The symposium, which brings together the contributions of Felix Berenskoetter, Tom Dyson, Trine Flockhart, Adrian Hyde-Price, Jens Ringsmose and myself, discusses these two perspectives.
I reproduce below the abstract of my own article:
Tools of classical strategic analysis support distinctive explanations for the Common Security and Defence Policy (CSDP) of the European Union. Looking at the articulation between ends, ways, and means offers a perspective on the CSDP that is different from the approaches usually favoured by European Union specialists or even security studies scholars. In particular, it is argued here that the CSDP is no strategy, and little more than an institutional make-up for the lack of strategic thinking within the European Union. First, I show that the CSDP is not European security, and that the EU security policy is astonishingly absent from the security challenges facing Europe. Second, I argue that this situation stems from a lack of a political project within the European Union. I refer to the classical distinction made by Hans Morgenthau between pouvoir and puissance to show that, short of a political project, we will not see a strategic CSDP any time soon.

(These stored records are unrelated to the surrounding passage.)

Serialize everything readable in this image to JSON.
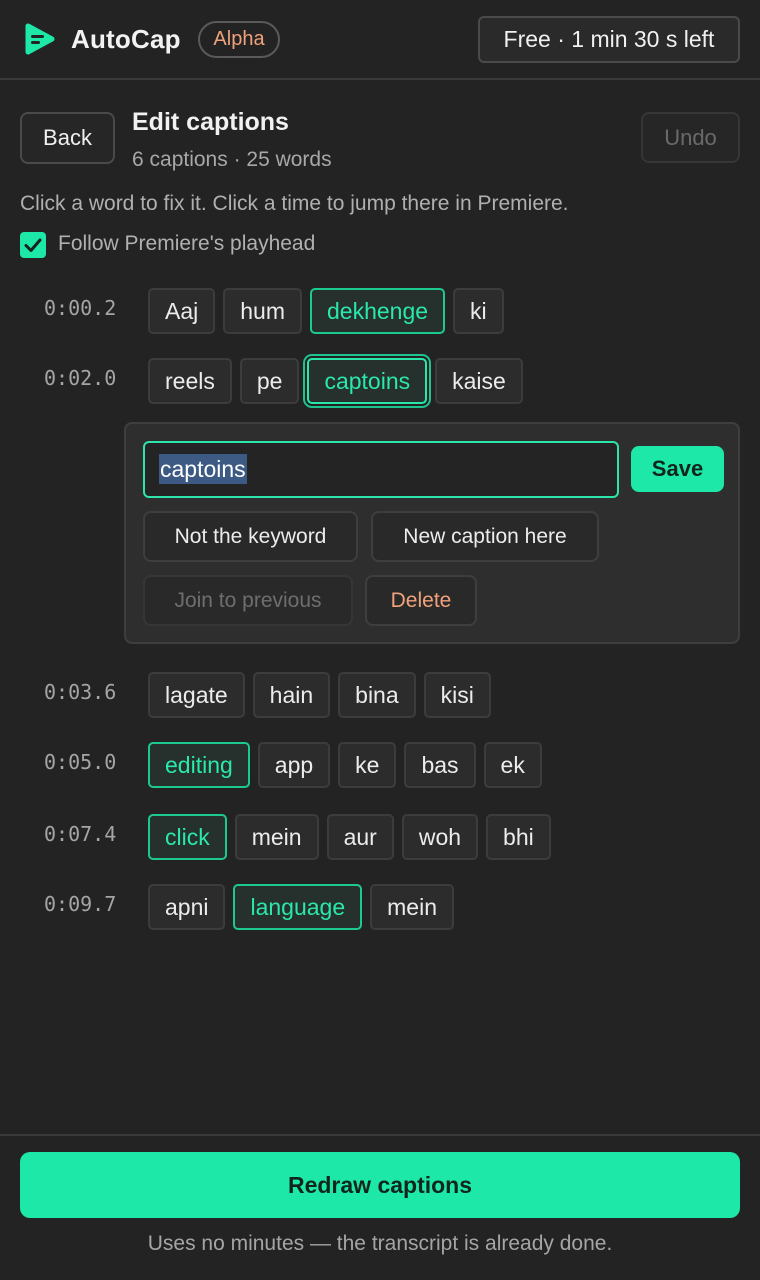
{
  "header": {
    "app_title": "AutoCap",
    "badge": "Alpha",
    "plan": "Free · 1 min 30 s left",
    "logo_icon": "autocap-logo-icon"
  },
  "toolbar": {
    "back_label": "Back",
    "title": "Edit captions",
    "subtitle": "6 captions · 25 words",
    "undo_label": "Undo"
  },
  "hint": "Click a word to fix it. Click a time to jump there in Premiere.",
  "follow": {
    "label": "Follow Premiere's playhead",
    "checked": true
  },
  "captions": [
    {
      "time": "0:00.2",
      "words": [
        "Aaj",
        "hum",
        "dekhenge",
        "ki"
      ]
    },
    {
      "time": "0:02.0",
      "words": [
        "reels",
        "pe",
        "captoins",
        "kaise"
      ]
    },
    {
      "time": "0:03.6",
      "words": [
        "lagate",
        "hain",
        "bina",
        "kisi"
      ]
    },
    {
      "time": "0:05.0",
      "words": [
        "editing",
        "app",
        "ke",
        "bas",
        "ek"
      ]
    },
    {
      "time": "0:07.4",
      "words": [
        "click",
        "mein",
        "aur",
        "woh",
        "bhi"
      ]
    },
    {
      "time": "0:09.7",
      "words": [
        "apni",
        "language",
        "mein"
      ]
    }
  ],
  "editor": {
    "value": "captoins",
    "save_label": "Save",
    "not_keyword_label": "Not the keyword",
    "new_caption_label": "New caption here",
    "join_previous_label": "Join to previous",
    "delete_label": "Delete"
  },
  "footer": {
    "redraw_label": "Redraw captions",
    "note": "Uses no minutes — the transcript is already done."
  },
  "colors": {
    "accent": "#1ee8a8",
    "background": "#232323",
    "badge_text": "#f0a27c",
    "danger": "#f0a27c"
  }
}
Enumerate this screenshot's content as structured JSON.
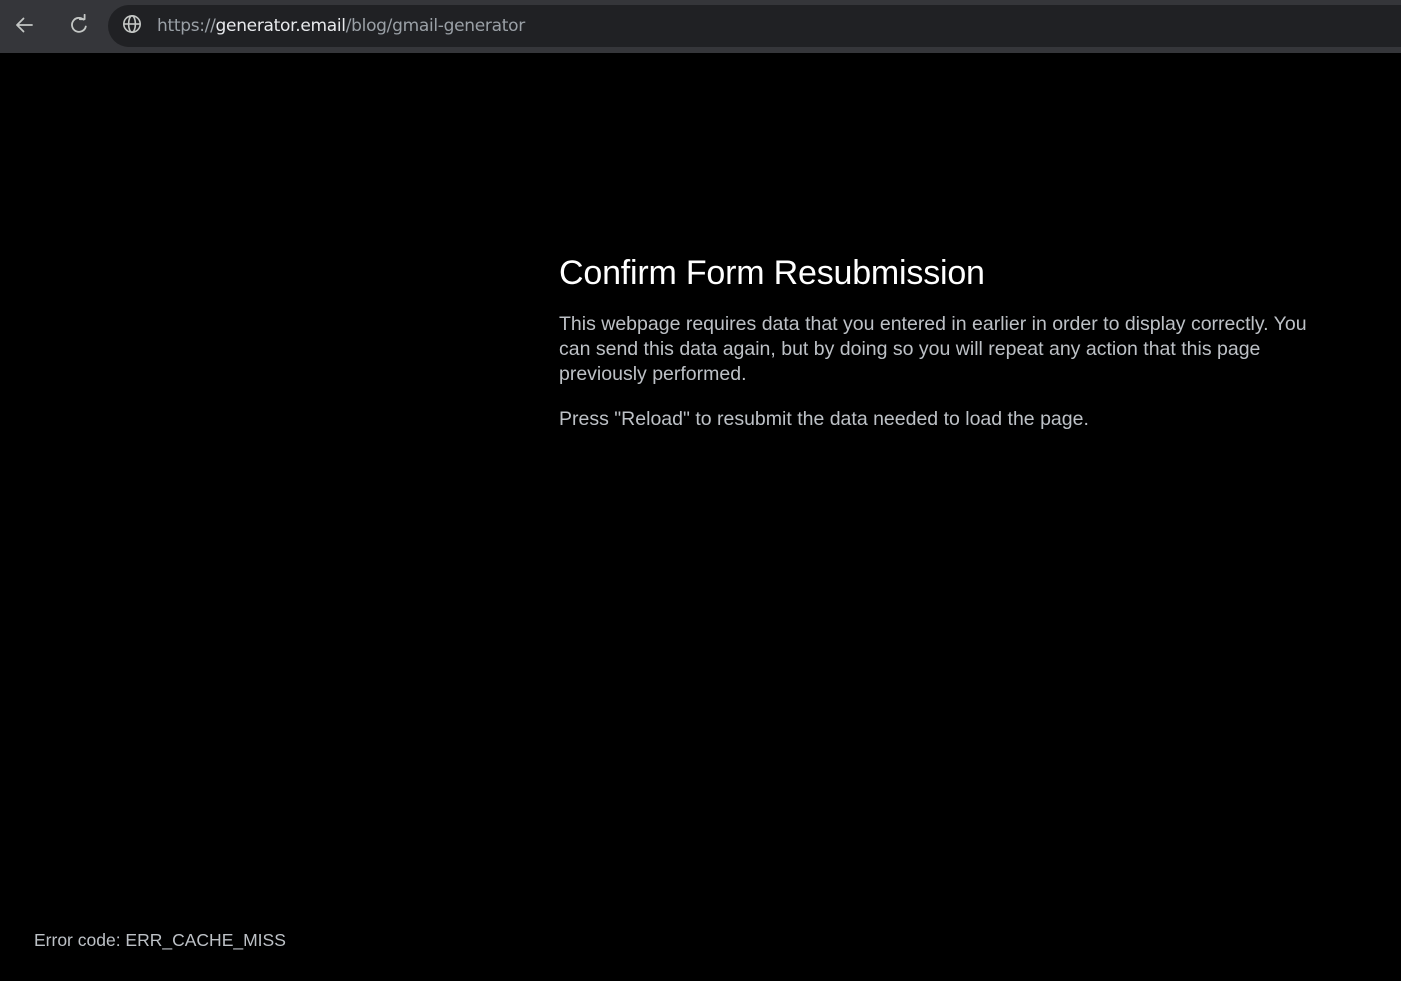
{
  "browser": {
    "url_scheme": "https://",
    "url_host": "generator.email",
    "url_path": "/blog/gmail-generator",
    "back_icon": "arrow-left-icon",
    "reload_icon": "reload-icon",
    "site_info_icon": "globe-icon"
  },
  "page": {
    "title": "Confirm Form Resubmission",
    "message": "This webpage requires data that you entered in earlier in order to display correctly. You can send this data again, but by doing so you will repeat any action that this page previously performed.",
    "instruction": "Press \"Reload\" to resubmit the data needed to load the page.",
    "error_code": "Error code: ERR_CACHE_MISS"
  },
  "colors": {
    "page_background": "#000000",
    "toolbar_background": "#35363a",
    "omnibox_background": "#202124",
    "heading_text": "#ffffff",
    "body_text": "#bdc1c6"
  }
}
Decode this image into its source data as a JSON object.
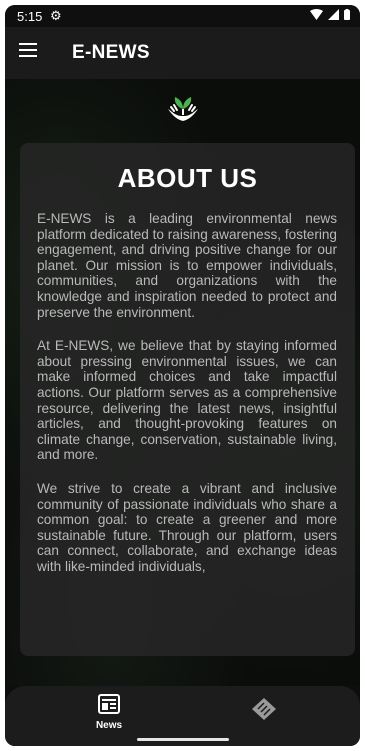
{
  "status": {
    "time": "5:15"
  },
  "appbar": {
    "title": "E-NEWS"
  },
  "about": {
    "heading": "ABOUT US",
    "paragraphs": [
      "E-NEWS is a leading environmental news platform dedicated to raising awareness, fostering engagement, and driving positive change for our planet. Our mission is to empower individuals, communities, and organizations with the knowledge and inspiration needed to protect and preserve the environment.",
      "At E-NEWS, we believe that by staying informed about pressing environmental issues, we can make informed choices and take impactful actions. Our platform serves as a comprehensive resource, delivering the latest news, insightful articles, and thought-provoking features on climate change, conservation, sustainable living, and more.",
      "We strive to create a vibrant and inclusive community of passionate individuals who share a common goal: to create a greener and more sustainable future. Through our platform, users can connect, collaborate, and exchange ideas with like-minded individuals,"
    ]
  },
  "bottom_nav": {
    "news_label": "News"
  },
  "icons": {
    "gear": "settings-gear-icon",
    "wifi": "wifi-icon",
    "signal": "signal-icon",
    "battery": "battery-icon",
    "menu": "hamburger-menu-icon",
    "logo": "plant-in-hands-logo",
    "news": "newspaper-icon",
    "other": "tag-diamond-icon"
  },
  "colors": {
    "background": "#0b0d0b",
    "card": "#282828",
    "appbar": "#1b1b1b",
    "text": "#b9b9b9"
  }
}
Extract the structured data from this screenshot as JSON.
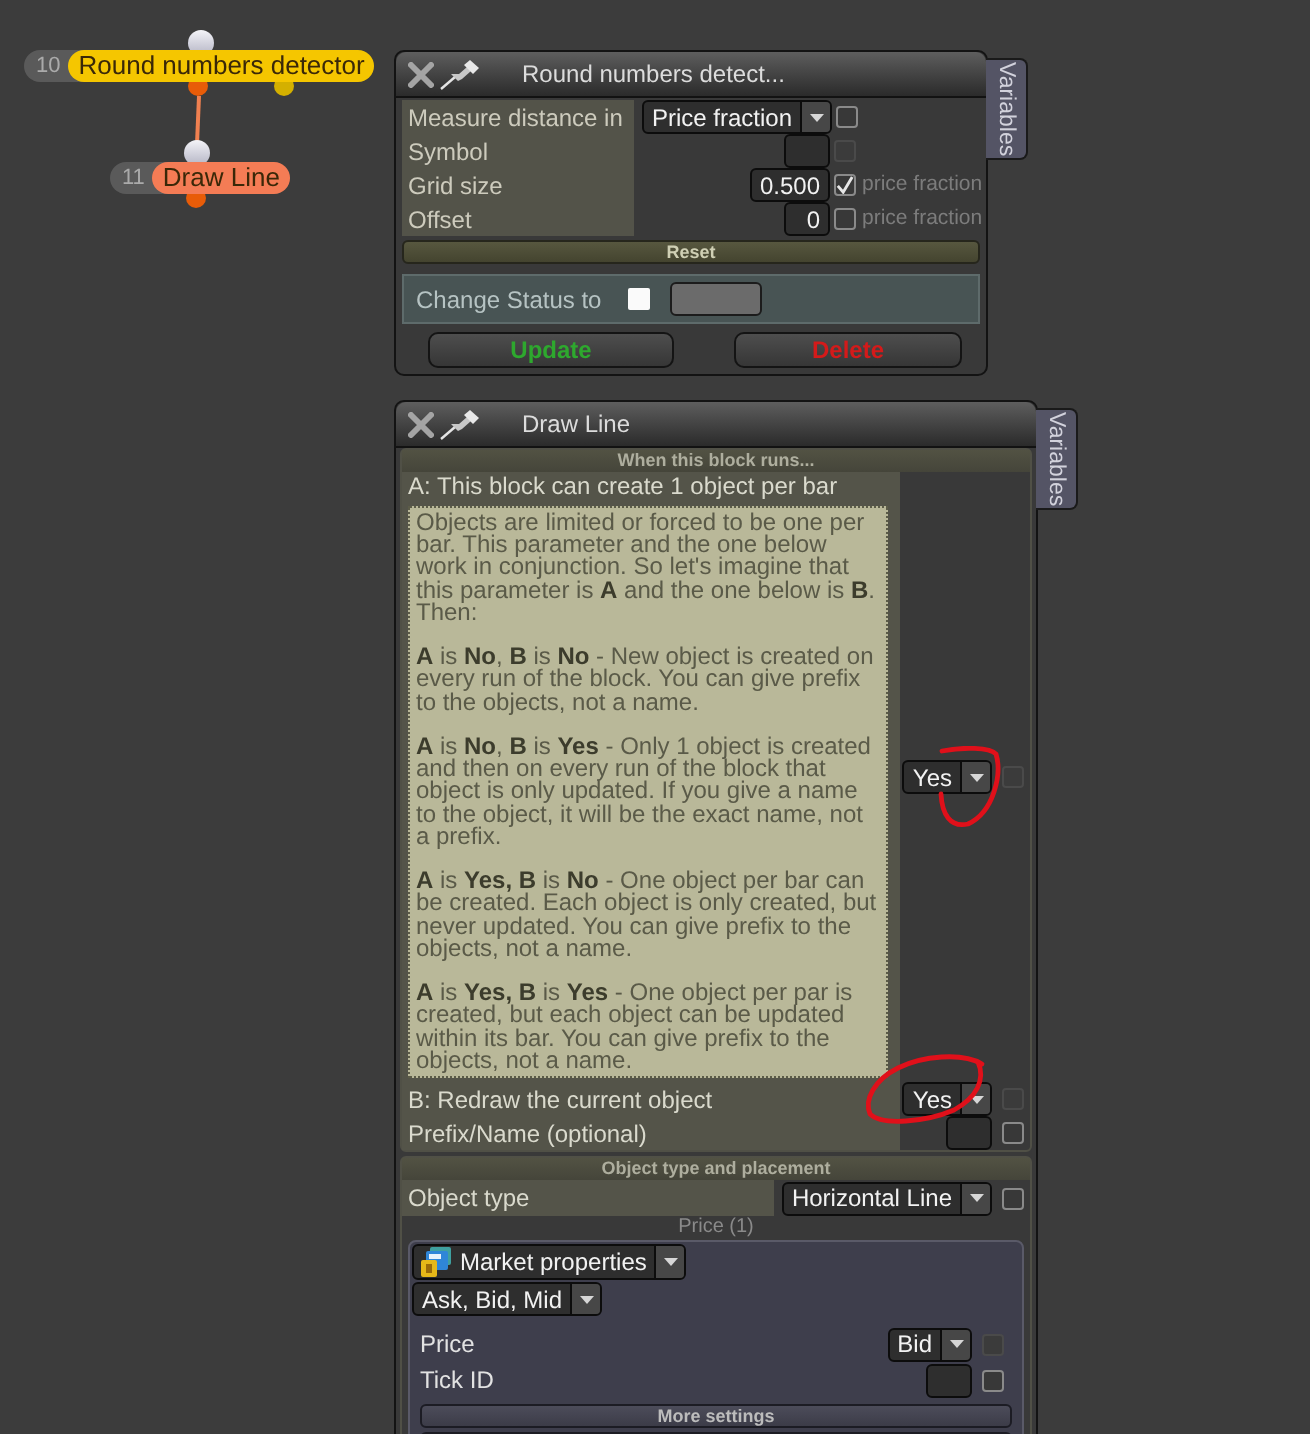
{
  "graph": {
    "nodes": [
      {
        "number": "10",
        "label": "Round numbers detector",
        "color": "#f5c600"
      },
      {
        "number": "11",
        "label": "Draw Line",
        "color": "#f47c55"
      }
    ]
  },
  "panels": [
    {
      "title": "Round numbers detect...",
      "side_tab": "Variables",
      "rows": [
        {
          "kind": "dropdown",
          "label": "Measure distance in",
          "value": "Price fraction",
          "checked": false,
          "checkbox_disabled": false
        },
        {
          "kind": "field",
          "label": "Symbol",
          "checked": false,
          "checkbox_disabled": true
        },
        {
          "kind": "field",
          "label": "Grid size",
          "value": "0.500",
          "checked": true,
          "checkbox_disabled": false,
          "unit": "price fraction"
        },
        {
          "kind": "field",
          "label": "Offset",
          "value": "0",
          "checked": false,
          "checkbox_disabled": false,
          "unit": "price fraction"
        }
      ],
      "reset_button": "Reset",
      "change_status": {
        "label": "Change Status to",
        "checked": false
      },
      "buttons": [
        {
          "label": "Update",
          "kind": "update"
        },
        {
          "label": "Delete",
          "kind": "delete"
        }
      ]
    },
    {
      "title": "Draw Line",
      "side_tab": "Variables",
      "sections": [
        {
          "header": "When this block runs...",
          "rows": [
            {
              "kind": "help_dropdown",
              "label": "A: This block can create 1 object per bar",
              "help": [
                "Objects are limited or forced to be one per bar. This parameter and the one below work in conjunction. So let's imagine that this parameter is **A** and the one below is **B**. Then:",
                "**A** is **No**, **B** is **No** - New object is created on every run of the block. You can give prefix to the objects, not a name.",
                "**A** is **No**, **B** is **Yes** - Only 1 object is created and then on every run of the block that object is only updated. If you give a name to the object, it will be the exact name, not a prefix.",
                "**A** is **Yes, B** is **No** - One object per bar can be created. Each object is only created, but never updated. You can give prefix to the objects, not a name.",
                "**A** is **Yes, B** is **Yes** - One object per par is created, but each object can be updated within its bar. You can give prefix to the objects, not a name."
              ],
              "value": "Yes",
              "checked": false,
              "checkbox_disabled": true,
              "circled": true
            },
            {
              "kind": "dropdown",
              "label": "B: Redraw the current object",
              "value": "Yes",
              "checked": false,
              "checkbox_disabled": true,
              "circled": true
            },
            {
              "kind": "field",
              "label": "Prefix/Name (optional)",
              "checked": false,
              "checkbox_disabled": false,
              "circled": false
            }
          ]
        },
        {
          "header": "Object type and placement",
          "rows": [
            {
              "kind": "dropdown",
              "label": "Object type",
              "value": "Horizontal Line",
              "checked": false,
              "checkbox_disabled": false,
              "circled": false
            },
            {
              "kind": "group",
              "caption": "Price (1)",
              "source": "Market properties",
              "subsource": "Ask, Bid, Mid",
              "rows": [
                {
                  "kind": "dropdown",
                  "label": "Price",
                  "value": "Bid",
                  "checked": false,
                  "checkbox_disabled": true
                },
                {
                  "kind": "field",
                  "label": "Tick ID",
                  "checked": false,
                  "checkbox_disabled": false
                }
              ],
              "more_button": "More settings"
            }
          ]
        }
      ]
    }
  ]
}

I co-authored with Bastien Irondelle (Sciences Po Paris) a book chapter on the French strategic culture, published in a collective book entitled Strategic Cultures in Europe.
This is the first book adopting a common framework to compare the strategic cultures of all of the EU member-states. The product is then theoretically sound and empirically extremely rich, and should be of interest to anyone working on european security issues.
I published an article (in French) in the prestigious Revue Défense Nationale on “Nato and the End of the Expeditionary Model”. It is available online and in PDF.
Here is the abstract: After twenty years of expeditionary activities, we can see the emergence of a less interventionist posture within the Atlantic alliance. A less interventionist NATO would nevertheless keep its utility as: a communication channel between the Europeans, the Russians and the Americans; a socializing institution for newcomers; a deterrent capability in new areas of collective vulnerability.
The paper is published in a special issue on NATO, which deals with many aspects of the alliance in a fresh and multinational perspective. You can access the TOC here.
My new paper has just been published by Contemporary Security Policy, and is available from here (behind a paywall) and in pdf.
Here is the abstract:
This article looks at cases in which political leaders have engaged in seemingly inconsistent behaviour and explores how they framed and justified their decisions. After showing that strategic culture is composed of different facets, I argue that when faced with conflicting pressures from the international environment and their own national constituencies, political leaders intentionally manipulate facets of their own strategic culture to legitimate a decision, made for contingent reasons, to participate (or not) in a military operation. I illustrate this argument by analysing in depth the decision-making process and public justifications of the German participation in the European and Security Defence Policy (ESDP) mission EUFOR Congo in 2006 and its refusal to militarily participate in a similar mission in Chad in 2007. This conception of strategic culture as both a constraint and a resource for policymakers reinforces our understanding of the boundaries of strategic culture’s explanatory power, and provides an explanation of seemingly inconsistent foreign policy behaviours.
An earlier draft was presented at the ISA annual convention in Montréal (2011) and won the honorable mention of the Alexander George Best Graduate Student Paper Award.
I am extremely grateful to Keith Krause, Stephanie Hofmann, Theo Farrell, Thomas Rid and Heather Williams for their help on earlier versions of the paper.